US 12,265,615 B2
Systems and methods for binary code analysis
Matthew W Anderson, Idaho Falls, ID (US); Matthew R Sgambati, Rigby, ID (US); and Brandon S Biggs, Idaho Falls, UT (US)
Assigned to Battelle Energy Alliance, LLC, Idaho Falls, ID (US)
Filed by Battelle Energy Alliance, LLC, Idaho Falls, ID (US)
Filed on May 4, 2021, as Appl. No. 17/308,006.
Prior Publication US 2022/0358214 A1, Nov. 10, 2022
Int. Cl.

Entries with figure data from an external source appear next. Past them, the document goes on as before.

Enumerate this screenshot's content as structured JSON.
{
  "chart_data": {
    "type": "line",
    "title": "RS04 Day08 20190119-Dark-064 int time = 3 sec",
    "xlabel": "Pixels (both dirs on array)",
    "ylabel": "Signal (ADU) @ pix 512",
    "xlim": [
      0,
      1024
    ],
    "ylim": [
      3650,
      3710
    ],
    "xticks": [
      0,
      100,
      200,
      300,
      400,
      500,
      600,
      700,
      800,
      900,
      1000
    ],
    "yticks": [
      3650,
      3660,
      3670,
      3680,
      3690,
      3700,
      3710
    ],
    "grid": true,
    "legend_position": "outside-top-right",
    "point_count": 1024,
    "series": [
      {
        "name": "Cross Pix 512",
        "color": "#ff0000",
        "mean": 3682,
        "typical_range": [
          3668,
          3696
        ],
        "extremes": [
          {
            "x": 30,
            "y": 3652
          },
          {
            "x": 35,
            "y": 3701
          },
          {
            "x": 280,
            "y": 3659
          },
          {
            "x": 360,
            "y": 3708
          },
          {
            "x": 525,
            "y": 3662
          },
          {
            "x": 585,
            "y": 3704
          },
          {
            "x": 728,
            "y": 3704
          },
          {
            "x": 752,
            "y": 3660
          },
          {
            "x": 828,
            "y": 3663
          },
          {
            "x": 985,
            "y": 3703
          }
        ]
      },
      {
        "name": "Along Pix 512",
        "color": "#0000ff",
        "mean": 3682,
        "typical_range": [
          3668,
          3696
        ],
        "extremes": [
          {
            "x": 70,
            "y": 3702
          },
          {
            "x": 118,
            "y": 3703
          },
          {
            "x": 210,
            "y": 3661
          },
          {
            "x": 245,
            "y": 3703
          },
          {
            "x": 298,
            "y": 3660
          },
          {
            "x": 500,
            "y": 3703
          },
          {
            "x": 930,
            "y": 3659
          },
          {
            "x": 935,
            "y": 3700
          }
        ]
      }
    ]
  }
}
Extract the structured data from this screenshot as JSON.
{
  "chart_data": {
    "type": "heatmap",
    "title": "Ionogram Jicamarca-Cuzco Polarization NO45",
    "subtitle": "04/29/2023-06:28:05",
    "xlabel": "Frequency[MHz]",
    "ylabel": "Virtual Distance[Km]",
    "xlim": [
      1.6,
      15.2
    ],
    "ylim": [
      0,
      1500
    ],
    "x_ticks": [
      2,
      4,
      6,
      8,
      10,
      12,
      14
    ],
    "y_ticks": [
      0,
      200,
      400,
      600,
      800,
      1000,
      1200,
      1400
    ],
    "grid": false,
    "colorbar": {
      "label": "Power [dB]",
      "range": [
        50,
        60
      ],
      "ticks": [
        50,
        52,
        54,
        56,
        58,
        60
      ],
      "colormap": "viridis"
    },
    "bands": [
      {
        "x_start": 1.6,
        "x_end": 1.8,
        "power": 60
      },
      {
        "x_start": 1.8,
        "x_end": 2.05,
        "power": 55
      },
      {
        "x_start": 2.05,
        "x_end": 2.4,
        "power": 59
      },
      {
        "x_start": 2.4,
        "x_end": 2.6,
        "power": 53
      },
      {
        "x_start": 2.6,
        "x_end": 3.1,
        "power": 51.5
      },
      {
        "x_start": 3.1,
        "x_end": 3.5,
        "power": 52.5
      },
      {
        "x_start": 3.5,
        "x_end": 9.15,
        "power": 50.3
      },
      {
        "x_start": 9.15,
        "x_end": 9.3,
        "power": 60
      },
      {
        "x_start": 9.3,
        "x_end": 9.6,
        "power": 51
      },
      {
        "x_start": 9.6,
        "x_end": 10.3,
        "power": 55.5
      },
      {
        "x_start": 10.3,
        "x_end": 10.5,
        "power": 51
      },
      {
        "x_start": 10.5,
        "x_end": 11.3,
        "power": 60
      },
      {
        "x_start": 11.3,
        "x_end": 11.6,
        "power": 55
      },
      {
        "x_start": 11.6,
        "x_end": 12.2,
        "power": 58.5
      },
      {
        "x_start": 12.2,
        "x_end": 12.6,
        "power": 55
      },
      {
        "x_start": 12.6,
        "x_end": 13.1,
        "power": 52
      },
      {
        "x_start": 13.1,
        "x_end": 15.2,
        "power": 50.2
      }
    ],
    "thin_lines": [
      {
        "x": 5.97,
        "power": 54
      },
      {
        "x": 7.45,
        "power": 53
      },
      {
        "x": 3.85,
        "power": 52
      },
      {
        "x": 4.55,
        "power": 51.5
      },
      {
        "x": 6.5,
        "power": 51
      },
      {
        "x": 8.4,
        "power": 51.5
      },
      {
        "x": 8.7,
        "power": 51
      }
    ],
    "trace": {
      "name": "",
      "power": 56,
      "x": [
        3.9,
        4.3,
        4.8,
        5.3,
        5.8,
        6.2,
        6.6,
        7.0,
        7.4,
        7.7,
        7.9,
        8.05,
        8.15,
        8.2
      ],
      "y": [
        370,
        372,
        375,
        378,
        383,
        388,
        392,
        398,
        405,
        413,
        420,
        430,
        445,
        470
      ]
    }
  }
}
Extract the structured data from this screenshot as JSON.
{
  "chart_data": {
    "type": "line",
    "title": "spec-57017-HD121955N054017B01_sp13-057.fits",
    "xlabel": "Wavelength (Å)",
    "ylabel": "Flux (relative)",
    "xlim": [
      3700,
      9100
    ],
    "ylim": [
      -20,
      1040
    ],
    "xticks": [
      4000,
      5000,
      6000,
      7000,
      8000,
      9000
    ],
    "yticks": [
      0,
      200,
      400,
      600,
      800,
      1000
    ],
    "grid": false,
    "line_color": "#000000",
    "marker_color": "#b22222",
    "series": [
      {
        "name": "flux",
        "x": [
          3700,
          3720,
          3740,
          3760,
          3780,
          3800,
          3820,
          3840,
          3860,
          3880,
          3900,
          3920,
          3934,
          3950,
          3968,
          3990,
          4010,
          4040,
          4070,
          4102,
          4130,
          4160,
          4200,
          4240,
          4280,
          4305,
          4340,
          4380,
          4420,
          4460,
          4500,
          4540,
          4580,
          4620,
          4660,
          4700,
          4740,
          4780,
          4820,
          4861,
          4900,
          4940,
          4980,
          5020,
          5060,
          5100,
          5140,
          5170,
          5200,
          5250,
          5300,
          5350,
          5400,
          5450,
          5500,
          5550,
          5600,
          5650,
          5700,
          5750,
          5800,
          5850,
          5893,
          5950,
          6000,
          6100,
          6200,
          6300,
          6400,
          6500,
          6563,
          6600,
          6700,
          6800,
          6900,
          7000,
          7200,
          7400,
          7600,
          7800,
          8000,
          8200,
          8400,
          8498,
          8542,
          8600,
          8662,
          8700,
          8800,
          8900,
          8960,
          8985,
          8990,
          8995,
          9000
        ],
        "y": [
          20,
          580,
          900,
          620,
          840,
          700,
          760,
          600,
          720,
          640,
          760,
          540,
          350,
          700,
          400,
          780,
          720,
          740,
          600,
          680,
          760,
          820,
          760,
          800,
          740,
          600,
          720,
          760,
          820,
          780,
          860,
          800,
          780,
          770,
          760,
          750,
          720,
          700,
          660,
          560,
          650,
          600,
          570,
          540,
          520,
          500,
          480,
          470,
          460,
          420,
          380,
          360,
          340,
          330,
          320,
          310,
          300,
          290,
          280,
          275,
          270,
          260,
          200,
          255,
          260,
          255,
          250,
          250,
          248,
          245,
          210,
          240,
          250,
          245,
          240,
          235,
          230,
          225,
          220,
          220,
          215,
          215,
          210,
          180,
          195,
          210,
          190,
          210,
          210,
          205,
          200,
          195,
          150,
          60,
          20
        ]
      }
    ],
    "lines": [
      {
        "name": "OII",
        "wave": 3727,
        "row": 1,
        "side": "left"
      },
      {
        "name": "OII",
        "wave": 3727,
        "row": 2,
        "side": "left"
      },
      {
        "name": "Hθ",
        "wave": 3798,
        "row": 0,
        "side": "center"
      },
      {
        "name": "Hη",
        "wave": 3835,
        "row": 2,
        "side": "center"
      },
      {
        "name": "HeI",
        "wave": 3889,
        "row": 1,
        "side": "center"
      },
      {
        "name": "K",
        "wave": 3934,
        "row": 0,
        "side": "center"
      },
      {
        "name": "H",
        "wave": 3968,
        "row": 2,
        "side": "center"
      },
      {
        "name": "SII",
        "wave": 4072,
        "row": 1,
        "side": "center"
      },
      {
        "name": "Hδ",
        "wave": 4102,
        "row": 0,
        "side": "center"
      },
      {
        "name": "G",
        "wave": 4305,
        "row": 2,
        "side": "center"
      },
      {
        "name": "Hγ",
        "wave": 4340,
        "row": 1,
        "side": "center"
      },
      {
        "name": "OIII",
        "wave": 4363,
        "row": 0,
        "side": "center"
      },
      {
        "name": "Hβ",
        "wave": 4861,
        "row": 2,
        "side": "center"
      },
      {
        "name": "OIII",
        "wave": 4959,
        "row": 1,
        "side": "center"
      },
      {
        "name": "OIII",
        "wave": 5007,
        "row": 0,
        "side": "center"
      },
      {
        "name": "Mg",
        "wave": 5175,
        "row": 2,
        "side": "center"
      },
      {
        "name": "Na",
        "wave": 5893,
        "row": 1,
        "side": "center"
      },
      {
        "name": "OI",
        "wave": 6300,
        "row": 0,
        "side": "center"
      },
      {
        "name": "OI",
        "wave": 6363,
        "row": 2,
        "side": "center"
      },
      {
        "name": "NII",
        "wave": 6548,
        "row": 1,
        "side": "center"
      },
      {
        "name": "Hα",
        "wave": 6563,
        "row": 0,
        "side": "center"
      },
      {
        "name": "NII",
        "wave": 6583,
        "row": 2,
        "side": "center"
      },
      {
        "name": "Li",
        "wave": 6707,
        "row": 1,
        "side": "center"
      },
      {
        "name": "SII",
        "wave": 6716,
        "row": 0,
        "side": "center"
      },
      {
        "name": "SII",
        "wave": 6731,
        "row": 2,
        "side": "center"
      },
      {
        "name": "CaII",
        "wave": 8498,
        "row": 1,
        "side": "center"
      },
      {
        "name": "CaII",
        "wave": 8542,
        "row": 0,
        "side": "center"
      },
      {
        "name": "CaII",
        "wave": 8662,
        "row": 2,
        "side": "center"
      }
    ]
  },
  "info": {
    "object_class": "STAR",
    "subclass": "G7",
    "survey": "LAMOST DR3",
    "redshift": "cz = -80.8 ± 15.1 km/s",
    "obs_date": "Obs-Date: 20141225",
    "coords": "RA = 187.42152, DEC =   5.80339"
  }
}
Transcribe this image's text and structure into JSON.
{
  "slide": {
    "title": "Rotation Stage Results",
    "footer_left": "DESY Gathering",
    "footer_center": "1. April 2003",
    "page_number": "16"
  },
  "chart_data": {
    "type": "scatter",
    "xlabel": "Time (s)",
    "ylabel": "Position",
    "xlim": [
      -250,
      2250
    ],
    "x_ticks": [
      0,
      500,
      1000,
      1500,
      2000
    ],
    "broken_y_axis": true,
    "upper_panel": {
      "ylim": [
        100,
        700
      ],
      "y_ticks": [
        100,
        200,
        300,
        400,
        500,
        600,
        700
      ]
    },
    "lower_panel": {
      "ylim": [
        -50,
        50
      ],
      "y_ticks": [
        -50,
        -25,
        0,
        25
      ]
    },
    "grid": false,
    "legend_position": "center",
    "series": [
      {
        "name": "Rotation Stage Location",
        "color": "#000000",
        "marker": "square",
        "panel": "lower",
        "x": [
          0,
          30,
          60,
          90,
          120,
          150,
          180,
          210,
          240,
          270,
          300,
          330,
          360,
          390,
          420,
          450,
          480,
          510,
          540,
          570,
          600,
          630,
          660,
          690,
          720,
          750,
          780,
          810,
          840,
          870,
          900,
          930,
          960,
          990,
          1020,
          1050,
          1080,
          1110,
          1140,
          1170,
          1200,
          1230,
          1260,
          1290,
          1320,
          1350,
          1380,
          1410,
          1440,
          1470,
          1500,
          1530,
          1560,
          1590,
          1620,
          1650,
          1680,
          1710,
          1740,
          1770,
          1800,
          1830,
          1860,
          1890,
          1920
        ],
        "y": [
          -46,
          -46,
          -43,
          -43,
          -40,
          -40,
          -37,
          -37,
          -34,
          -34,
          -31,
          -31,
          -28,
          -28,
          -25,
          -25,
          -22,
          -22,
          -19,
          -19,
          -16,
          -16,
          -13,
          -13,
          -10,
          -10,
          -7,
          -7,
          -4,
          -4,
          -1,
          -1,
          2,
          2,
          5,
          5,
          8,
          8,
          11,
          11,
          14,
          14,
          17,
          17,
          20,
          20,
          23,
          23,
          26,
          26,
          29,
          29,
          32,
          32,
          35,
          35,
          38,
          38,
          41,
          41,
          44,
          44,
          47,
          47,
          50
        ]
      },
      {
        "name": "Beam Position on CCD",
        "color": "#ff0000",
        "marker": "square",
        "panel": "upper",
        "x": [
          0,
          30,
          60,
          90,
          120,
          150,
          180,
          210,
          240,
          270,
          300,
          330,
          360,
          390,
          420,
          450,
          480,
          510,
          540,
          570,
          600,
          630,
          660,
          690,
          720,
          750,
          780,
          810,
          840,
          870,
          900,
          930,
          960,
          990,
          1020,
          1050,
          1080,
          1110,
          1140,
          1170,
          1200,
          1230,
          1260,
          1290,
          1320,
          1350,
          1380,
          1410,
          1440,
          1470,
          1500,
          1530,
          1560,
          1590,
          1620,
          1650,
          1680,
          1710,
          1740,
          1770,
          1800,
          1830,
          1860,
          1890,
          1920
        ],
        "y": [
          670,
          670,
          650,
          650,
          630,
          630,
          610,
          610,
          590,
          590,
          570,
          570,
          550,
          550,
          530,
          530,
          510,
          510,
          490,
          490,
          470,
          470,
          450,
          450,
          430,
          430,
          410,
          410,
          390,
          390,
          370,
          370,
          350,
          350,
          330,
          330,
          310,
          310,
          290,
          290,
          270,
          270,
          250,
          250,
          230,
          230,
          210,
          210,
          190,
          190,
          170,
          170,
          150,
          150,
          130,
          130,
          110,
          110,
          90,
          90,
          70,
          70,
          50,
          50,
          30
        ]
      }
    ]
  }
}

G06F 21/56 (2013.01); G06N 20/00 (2019.01)
CPC G06F 21/56 (2013.01) [G06N 20/00 (2019.01); G06F 2221/034 (2013.01)] 23 Claims
OG exemplary drawing
 
1. A method for binary code analysis, comprising:
generating human-readable code for a binary, the binary configured for execution on a high-performance computing system, wherein the human-readable code comprises a plurality of functional units, each functional unit comprising a respective instruction sequence, each instruction sequence comprising human-readable instructions derived from a respective function of the binary;
utilizing a machine-learned translation (MLT) model to translate instruction sequences of the human-readable code generated for the binary to semantic labels, wherein the MLT model is trained to translate human-readable code derived from functions of training binaries having known functional behaviors to semantic labels of a function classification language comprising a plurality of semantic labels, the function classification language comprising one or more semantic labels configured to characterize binary functions configured to implement unauthorized functionality; and
blocking execution of the binary on the high-performance computing system in response to translation of an instruction sequence of the human-readable code generated for the binary to a semantic label of the one or more semantic labels configured to characterize binary functions configured to implement unauthorized functionality.